Global ransomware attacks have shot up by 148% through the third quarter of this year, putting 2021 as the most costly and dangerous on record for the ransomware threat.
The data has been released by ransomware intelligence firm, SonicWall, which logged 495 such attacks this year to date.
This month, the current U.S. administration hosted a global ransomware summit to pledge ‘all national tools’ to stop cyberattacks on critical sectors. Leading governments, including the UK, India, Australia, Germany and France, as well as the European Union, were in attendance.
The latest research now confirms leaders have cause for concern.
SonicWall President and CEO Bill Conner, said:
“As we see it, ransomware is on a nearly unimaginable upward trend, which poses a major risk to businesses, service providers, governments and everyday citizens.
“The real-world damage caused by these attacks is beyond anecdotal at this point. It’s a serious national and global problem that has already taken a toll on businesses and governments everywhere. I’m hopeful that the recent global ransomware summit is the next step toward a greater response at global, national and state levels.”
Ransomware continues to grow
2021 has been the most active year for ransomware on record, and is showing no sign of slowing. After posting a ground-breaking high in June (78.4 million), these malicious attacks continue to see aggressive growth in Q3.
SonicWall Vice President of Platform Architecture Dmitriy Ayrapetov, said:
“The techniques deployed by ransomware actors have evolved well beyond the smash-and-grab attacks from just a few years ago. Today’s cybercriminals demonstrate deliberate reconnaissance, planning and execution to surgically deploy toolchains targeting enterprise and government infrastructure. This results in larger victims and leads to higher ransoms.”
With 190.4 million ransomware attempts in Q3 alone, this makes it the highest quarter ever recorded, nearly eclipsing the 195.7 million total ransomware attempts logged during the first three quarters of 2020.
“While the world has been attempting to return to normal in a stop-and-go fashion, cybercriminals have never let up, driving ransomware campaigns to record numbers through the first three quarters of 2021,” said Conner.
“These criminal organisations will continue to launch highly sophisticated cyberattacks that are designed to target organizations and business with weak or lax security controls.”

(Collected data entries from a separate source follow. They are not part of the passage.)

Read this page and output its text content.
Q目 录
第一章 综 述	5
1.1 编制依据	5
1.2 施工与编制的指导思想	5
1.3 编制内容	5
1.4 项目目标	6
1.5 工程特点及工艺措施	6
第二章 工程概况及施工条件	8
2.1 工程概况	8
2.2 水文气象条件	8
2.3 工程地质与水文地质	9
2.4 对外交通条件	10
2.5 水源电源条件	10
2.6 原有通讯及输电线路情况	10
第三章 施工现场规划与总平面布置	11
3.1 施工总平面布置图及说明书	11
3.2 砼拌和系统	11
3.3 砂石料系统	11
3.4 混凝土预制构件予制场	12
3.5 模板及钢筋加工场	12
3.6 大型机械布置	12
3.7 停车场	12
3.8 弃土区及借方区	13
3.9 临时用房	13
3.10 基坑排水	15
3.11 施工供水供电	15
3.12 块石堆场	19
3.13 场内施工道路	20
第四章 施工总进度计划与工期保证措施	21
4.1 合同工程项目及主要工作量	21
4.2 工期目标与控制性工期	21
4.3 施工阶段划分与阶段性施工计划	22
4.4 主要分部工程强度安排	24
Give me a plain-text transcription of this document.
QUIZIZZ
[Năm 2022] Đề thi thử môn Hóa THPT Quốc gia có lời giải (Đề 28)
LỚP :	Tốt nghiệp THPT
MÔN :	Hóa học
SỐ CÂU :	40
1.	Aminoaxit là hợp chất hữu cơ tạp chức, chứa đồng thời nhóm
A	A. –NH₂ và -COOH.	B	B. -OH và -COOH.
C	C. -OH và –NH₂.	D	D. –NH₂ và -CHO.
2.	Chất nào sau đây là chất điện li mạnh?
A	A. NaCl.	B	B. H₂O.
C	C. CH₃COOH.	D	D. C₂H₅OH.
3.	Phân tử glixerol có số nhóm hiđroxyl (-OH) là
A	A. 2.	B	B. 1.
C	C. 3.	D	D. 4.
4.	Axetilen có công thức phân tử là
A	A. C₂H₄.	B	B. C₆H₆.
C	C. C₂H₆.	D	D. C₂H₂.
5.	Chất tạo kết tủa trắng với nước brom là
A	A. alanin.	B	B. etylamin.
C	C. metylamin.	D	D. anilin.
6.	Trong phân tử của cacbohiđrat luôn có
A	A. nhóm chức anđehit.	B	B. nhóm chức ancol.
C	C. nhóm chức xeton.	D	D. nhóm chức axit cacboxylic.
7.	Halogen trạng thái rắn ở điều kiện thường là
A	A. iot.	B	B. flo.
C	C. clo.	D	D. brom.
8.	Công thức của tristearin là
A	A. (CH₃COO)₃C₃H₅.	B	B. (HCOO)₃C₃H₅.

Despite movements to secure cyber infrastructures from respective national governments, the U.K. has seen a 233% surge in the number of ransomware attacks, and the U.S. has witnessed a 127% year-to-date increase.
“As long as organizations continue to overlook or fail to implement cybersecurity best practices to reduce their attack surface, ransomware groups will only increase investments in time, resources and money for launching campaigns that result in massive pay-outs,” said Ayrapetov.